Setahun sudah pandemi mengubah kebiasaan hidup umat. Hingar bingar pulau seribu pura berubah sepi. Umat sejenak diaajak menepi merenungi diri. Hingga tak terasa Nyepi kedua harus dirayakan bersama pandemi. Pergantian tahun, umat diaajak kembali intropeksi diri. Nyepi, Pandemi, dan sunyi menjadi rangkaian kehidupan normal baru yang harus dibiasakan umat selanjutnya.
Pada Nyepi, umat sudah terbiasa dengan brata (pengendalian diri). saat Nyepi umat terbiasa melakukan Catur Brata penyepian yaitu Amati Karya(tidak bekerja), Amati Geni (tidak menyalakanapi), Amati lelungan (tidak bepergian),dan Amati lelanguan(tidak bersenang senang). Selama pandemi, brata yang umat lakukan malah lebih masif melalui 5M yaitu memakai masker, mencuci tangan, menjaga jarak, menjahui kerumunan dan mengurangi mobilitas. Sebuah penendalian diri yang bahkan hingga detik ini sangat susah untuk dilakukan secara disiplin. Mengingat umat adalah mahluk sosial dengan tradisi gotong royong yang kental. Hingga akhirnya, sunyi tak bisa dihindari. Biasanya acara Yadnya dihadiri ratusan hingga ribuan umat, kini dibatasi hanya 50 orang misalnya. Sisi baiknya sunyi menjadi sebab berkurangya polusi suara dan polusi udara di Bali.
Ditinjau dari dimensi waktu bahwa pada hari Tilem Kasanga bertetapan dengan waktu pergantian tahun menurut Caka. Pada hari tilem kasanga ini menjadi peralihan tahun Caka menurut perhitungan Hindu Bali. Keadaan ini yang menyebabkan bahwa Hari Nyepi merupakan tahun Caka baru yang jatuh pada Sasih Kadasa. Kata kadasa pada sasih kadasa di samping berarti kesepuluh juga dapat diinterprestasikan dengan kata yang berarti bersih. Oleh karena itu, Hari Raya Nyepi diadakan paruh terang pertama(penanggal pisan) masa kesepuluh( sasih kadasa), merupakan hari pertama yang dipandang hari bersih untuk memulai dengan lembaran hidup baru pada tahun baru Caka.

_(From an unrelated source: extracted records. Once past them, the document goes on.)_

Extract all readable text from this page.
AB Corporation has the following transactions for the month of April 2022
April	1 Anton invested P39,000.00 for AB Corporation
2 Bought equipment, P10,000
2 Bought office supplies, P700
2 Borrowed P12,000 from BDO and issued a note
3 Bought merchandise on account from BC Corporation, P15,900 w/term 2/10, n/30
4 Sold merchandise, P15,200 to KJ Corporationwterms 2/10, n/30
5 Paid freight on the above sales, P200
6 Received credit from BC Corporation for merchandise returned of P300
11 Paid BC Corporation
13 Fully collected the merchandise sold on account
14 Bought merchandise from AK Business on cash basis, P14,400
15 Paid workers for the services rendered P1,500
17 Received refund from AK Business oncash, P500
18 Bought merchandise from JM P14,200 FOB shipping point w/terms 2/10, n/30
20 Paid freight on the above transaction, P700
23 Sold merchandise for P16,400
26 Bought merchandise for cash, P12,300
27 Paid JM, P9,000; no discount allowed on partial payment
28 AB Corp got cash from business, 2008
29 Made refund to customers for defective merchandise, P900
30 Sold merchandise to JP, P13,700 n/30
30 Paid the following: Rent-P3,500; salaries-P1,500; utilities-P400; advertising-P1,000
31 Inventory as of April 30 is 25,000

Setelah setahun hidup dengan penendalian diri, apakah pada tahun yang baru ,apakah pada tahun yang baru umat telah terbiasa? Sebab tak ada yang tau kapan usainya pandemi ini. Sebab, bukan Bali saja yang merasakan , melainkan seluruh dunia.
Menarik garis makna kadasa sebagai sepuluh yang diartikan bersih. Brata yang umat lakukan karena pandemi hendaknya di pandang menjadi momen bersih-bersih diri (bhuana alit) dan semesta(bhuana agung). Bahwa selama ini, bhuana alit telah dikuasai sifat rajas (keserakahan)dan tamas(kenafsuan) dalam mencapai tujuan kehidupan. Selama bali menjadi destinasi pariwisata dunia, bhuana agung pun mendapat dampak buruk nya. Mulai dari pencemaran lingkungan akibat sampah,alih fungsi lahan, hingga persoalan krisis air.
Selai itu,harus ada langkah penyeimbangan bersih bersih pikiran. Mengapa mebanten menggunakan sajen yang akhirnya menimbulkan banyak sampah? Mengapa brata harus dilakukan saat Nyepi? Maka tidak ada jawaban nak mulo keto terhadap segala hal yang dilakukan umat, termasuk menjawab pertanyaan-pertanyaan tersebut. Sebab, yakin segala hal tersebut ada makna yang harus dimaknai.